Multiway Merge Sort
Merge sort variant that merges more than two sorted sequences at each step.
Multiway Merge Sort
Multiway merge sort generalizes merge sort by splitting the input into $k$ parts instead of two, and merging $k$ sorted sequences at each step.
It is especially useful when merging cost dominates, such as in external memory or database systems.
Problem
Given an array $A$ of length $n$, reorder it such that:
$$ A[0] \le A[1] \le \dots \le A[n-1] $$
Idea
Instead of binary splitting:
$$ n \to \frac{n}{2} + \frac{n}{2} $$
multiway merge sort splits into $k$ parts:
$$ n \to \frac{n}{k} + \dots + \frac{n}{k} $$
Each part is sorted recursively, then merged using a $k$-way merge.
The merge step uses a priority queue or tournament tree to efficiently select the smallest element among the $k$ sequences.
Algorithm
multiway_merge_sort(A, k):
if length(A) <= 1:
return A
split A into k parts
for each part:
recursively sort part
return k_way_merge(parts)
Merge step:
k_way_merge(parts):
create min heap
insert first element of each part into heap
result = []
while heap not empty:
extract minimum element
append to result
if that part has more elements:
insert next element into heap
return result
Example
Let:
$$ A = [9, 2, 7, 4, 6, 1, 8, 3, 5] $$
Split into $k = 3$ parts:
- [9, 2, 7]
- [4, 6, 1]
- [8, 3, 5]
Sort each:
- [2, 7, 9]
- [1, 4, 6]
- [3, 5, 8]
Merge:
$$ [1,2,3,4,5,6,7,8,9] $$
Correctness
Each recursive call sorts its subarray. The $k$-way merge always extracts the smallest remaining element among all parts, ensuring that the result is sorted.
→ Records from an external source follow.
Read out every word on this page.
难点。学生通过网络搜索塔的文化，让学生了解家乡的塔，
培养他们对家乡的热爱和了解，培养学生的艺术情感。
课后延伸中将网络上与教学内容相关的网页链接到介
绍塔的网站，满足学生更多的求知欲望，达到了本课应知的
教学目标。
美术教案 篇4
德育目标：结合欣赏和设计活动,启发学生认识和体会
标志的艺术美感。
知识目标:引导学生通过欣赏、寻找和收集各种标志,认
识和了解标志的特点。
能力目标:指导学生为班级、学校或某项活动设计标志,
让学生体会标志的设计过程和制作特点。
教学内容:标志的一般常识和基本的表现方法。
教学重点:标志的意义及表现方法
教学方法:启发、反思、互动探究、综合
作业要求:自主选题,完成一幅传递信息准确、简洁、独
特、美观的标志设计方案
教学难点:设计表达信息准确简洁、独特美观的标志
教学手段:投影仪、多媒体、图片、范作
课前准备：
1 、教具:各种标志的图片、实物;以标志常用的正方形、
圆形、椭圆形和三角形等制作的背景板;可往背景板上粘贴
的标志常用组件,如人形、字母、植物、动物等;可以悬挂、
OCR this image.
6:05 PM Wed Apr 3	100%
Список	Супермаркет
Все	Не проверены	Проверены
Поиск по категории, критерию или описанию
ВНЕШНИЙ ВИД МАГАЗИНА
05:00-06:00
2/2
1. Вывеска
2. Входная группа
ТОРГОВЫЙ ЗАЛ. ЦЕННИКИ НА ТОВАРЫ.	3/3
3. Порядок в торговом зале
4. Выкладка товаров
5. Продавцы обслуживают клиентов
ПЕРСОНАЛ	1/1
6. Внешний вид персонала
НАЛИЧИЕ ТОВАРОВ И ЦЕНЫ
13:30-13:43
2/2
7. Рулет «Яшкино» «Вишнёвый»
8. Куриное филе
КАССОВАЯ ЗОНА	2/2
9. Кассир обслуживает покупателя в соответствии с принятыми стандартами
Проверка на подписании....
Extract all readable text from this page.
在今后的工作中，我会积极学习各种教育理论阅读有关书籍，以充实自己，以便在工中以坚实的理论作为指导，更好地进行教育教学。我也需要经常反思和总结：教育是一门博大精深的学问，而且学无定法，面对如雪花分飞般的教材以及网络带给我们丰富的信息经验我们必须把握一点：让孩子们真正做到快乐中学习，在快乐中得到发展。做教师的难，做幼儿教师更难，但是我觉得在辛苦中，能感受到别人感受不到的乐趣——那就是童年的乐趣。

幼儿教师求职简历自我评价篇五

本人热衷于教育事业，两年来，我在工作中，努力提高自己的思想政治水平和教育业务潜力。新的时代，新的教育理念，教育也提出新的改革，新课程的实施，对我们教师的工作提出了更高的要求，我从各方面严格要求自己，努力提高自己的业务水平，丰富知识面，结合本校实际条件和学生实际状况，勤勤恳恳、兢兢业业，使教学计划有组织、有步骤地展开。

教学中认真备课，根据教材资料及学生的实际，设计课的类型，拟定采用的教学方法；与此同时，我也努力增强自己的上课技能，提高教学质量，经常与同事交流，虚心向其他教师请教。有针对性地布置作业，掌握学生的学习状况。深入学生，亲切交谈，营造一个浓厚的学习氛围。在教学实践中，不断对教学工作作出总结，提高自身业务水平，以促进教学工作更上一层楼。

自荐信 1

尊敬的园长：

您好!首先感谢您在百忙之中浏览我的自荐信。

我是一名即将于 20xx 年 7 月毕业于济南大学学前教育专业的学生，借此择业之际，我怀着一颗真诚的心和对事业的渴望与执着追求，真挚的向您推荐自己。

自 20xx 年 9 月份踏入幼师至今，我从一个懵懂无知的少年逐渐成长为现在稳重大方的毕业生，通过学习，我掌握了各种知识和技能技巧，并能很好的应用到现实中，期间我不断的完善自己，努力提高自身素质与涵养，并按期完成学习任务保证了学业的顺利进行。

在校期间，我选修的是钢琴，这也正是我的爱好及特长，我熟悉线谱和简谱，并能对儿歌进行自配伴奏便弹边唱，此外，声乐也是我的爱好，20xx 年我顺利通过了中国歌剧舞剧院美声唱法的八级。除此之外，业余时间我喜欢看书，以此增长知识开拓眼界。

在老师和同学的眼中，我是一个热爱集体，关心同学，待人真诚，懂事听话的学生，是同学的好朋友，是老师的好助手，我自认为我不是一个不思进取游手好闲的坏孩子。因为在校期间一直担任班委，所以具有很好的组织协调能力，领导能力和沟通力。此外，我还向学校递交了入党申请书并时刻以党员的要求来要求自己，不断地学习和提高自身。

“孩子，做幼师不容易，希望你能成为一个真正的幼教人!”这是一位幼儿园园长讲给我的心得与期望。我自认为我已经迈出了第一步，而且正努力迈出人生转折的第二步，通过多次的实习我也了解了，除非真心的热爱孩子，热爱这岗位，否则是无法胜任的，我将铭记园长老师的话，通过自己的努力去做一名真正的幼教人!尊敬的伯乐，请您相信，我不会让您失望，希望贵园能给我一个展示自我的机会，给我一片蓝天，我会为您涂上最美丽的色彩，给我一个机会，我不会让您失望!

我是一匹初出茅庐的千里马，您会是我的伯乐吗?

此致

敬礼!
By induction on the recursion depth, the final array is sorted.
Complexity
| metric | value |
|---|---|
| recursion depth | $O(\log_k n)$ |
| merge cost | $O(n \log k)$ |
| total time | $O(n \log n)$ |
Space:
$$ O(n) $$
Properties
| property | value |
|---|---|
| stable | yes |
| in-place | no |
| merge structure | k-way |
| parallelism | moderate |
Notes
Multiway merge sort reduces recursion depth compared to binary merge sort, but increases merge complexity.
It is particularly effective in:
- external memory sorting
- database systems
- distributed systems
In these settings, reducing the number of merge passes can significantly improve performance.
Implementation
import heapq
def multiway_merge_sort(a, k=2):
if len(a) <= 1:
return a
size = len(a)
parts = []
step = (size + k - 1) // k
for i in range(0, size, step):
parts.append(multiway_merge_sort(a[i:i + step], k))
return k_way_merge(parts)
def k_way_merge(parts):
heap = []
result = []
for i, part in enumerate(parts):
if part:
heap.append((part[0], i, 0))
heapq.heapify(heap)
while heap:
val, part_idx, elem_idx = heapq.heappop(heap)
result.append(val)
if elem_idx + 1 < len(parts[part_idx]):
next_val = parts[part_idx][elem_idx + 1]
heapq.heappush(heap, (next_val, part_idx, elem_idx + 1))
return result